The Indy printed the school bus schedules last week, an overture to the season. The goldenrod is blooming deeply yellow and beautiful, sunshine on the hills, though it speaks of the coming end of summer. It’s color is repeated thousands upon thousands of times by the school buses that ferry millions of children to school and back again at the end of the day. Golden yellow is the perfect color of this season.

Before there were national standards for school buses kids got to school any way they could. Of course there was that mythical trek on foot through acres of primal forests, pursued by wolves, and uphill both ways. In our neck of the woods, district schools were scattered around so that no child had to walk too far, so if your grandfather said he walked 12 miles every day, it is okay to roll your eyes a little. When the schools consolidated some kids were driven in wagons, sleighs, pungs, horse drawn buses – whatever could serve. My mother’s cousin Gilbert rode his pony in the 30s– he had a hired stall downtown where the pony spent the day while Gilbert studied.

Some guys hired out to drive kids in from their area of town in a larger car or van – not really a school bus, but serving the purpose. My dad did that a few years when he was a young farmer. There were no particular qualifications beyond willingness. School didn’t start nearly as early as it does now, so you could finish the barn chores, take a bunch of kids to school and still be able to do the rest of the farm work. You had to keep track of your time in the afternoon, but that’s about it. No uniform standards existed and you took your chances or your kids’ chances. There was a horrible tragedy in Milton some 70 year ago when a train and a designated transport of kids came together; it wasn’t a bus but a hired driver and his car.

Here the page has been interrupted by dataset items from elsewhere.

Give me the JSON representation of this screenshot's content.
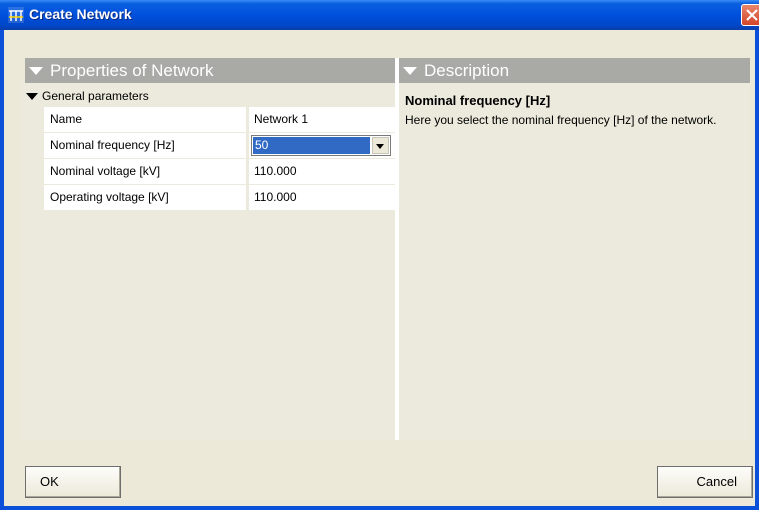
{
  "window": {
    "title": "Create Network"
  },
  "properties": {
    "header": "Properties of Network",
    "group": "General parameters",
    "rows": [
      {
        "name": "Name",
        "value": "Network 1"
      },
      {
        "name": "Nominal frequency [Hz]",
        "value": "50"
      },
      {
        "name": "Nominal voltage [kV]",
        "value": "110.000"
      },
      {
        "name": "Operating voltage [kV]",
        "value": "110.000"
      }
    ]
  },
  "description": {
    "header": "Description",
    "title": "Nominal frequency [Hz]",
    "text": "Here you select the nominal frequency [Hz] of the network."
  },
  "buttons": {
    "ok": "OK",
    "cancel": "Cancel"
  },
  "icons": {
    "title": "network-icon",
    "close": "close-icon"
  },
  "colors": {
    "titlebar": "#0050dc",
    "section_header": "#a9a9a6",
    "selection": "#316ac5"
  }
}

Such things all over the country got people to thinking of standardization.

It wasn’t until the 30s that it was decided to codify and regulate the chariots that haul our children. It took $16,000 and two years to do it which seems both cheap and speedy to those of us who are used to so much red tape and dragging of feet. They got it done under the leadership of one Frank W. Cyr who brought together a number of specialties, including paint experts. They found out that a certain bright yellow was the most visible in the light of early morning and late afternoon. That color is now called “National School Bus Glossy Yellow.” When I was a kid I couldn’t figure out why such brazenly yellow buses were manufactured by a company called “Blue Bird.” That made no sense at all to me, but there were a number of things grownups did that seemed senseless!

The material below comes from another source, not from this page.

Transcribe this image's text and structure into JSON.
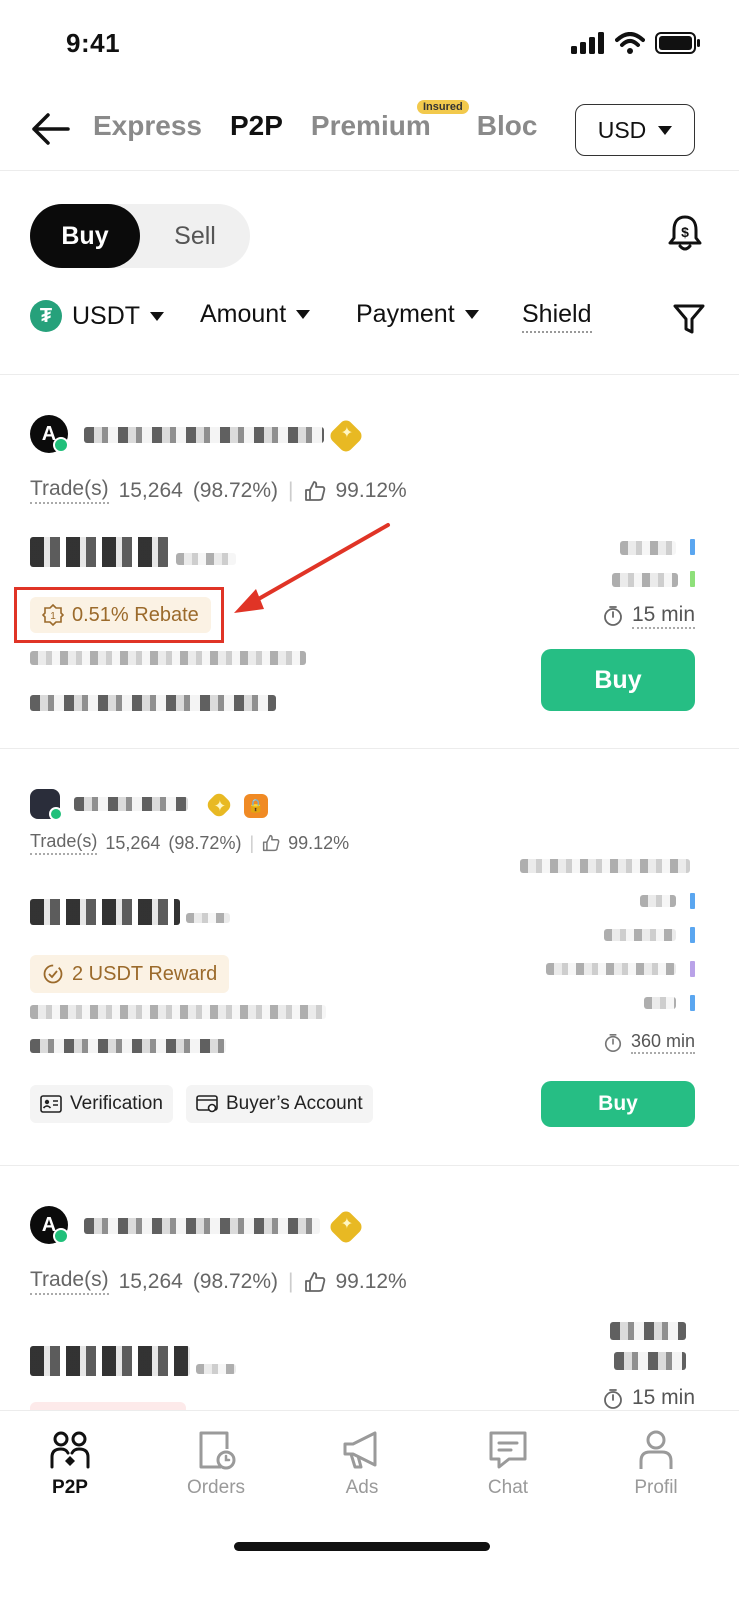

When my dad was still on the mail route, he had a big Jeep that was bright yellow. Siobhan called it “Papa’s ‘Cool Bus.” She was terribly disappointed that before she started school we had moved to within walking distance of Herrick Avenue so that, alas, she didn’t get to ride a school bus. I didn’t care much for the school bus when I was young so I never considered it to be some kind of adventure, but she did. But of course there were field trips (where she might have been one of few who was excited by the trip itself.)

So it’s the time of year to celebrate National School Bus Glossy Yellow. And to remember to stop both ways when the bus stops, okay? That’s why they decided on such a visible paint job after all.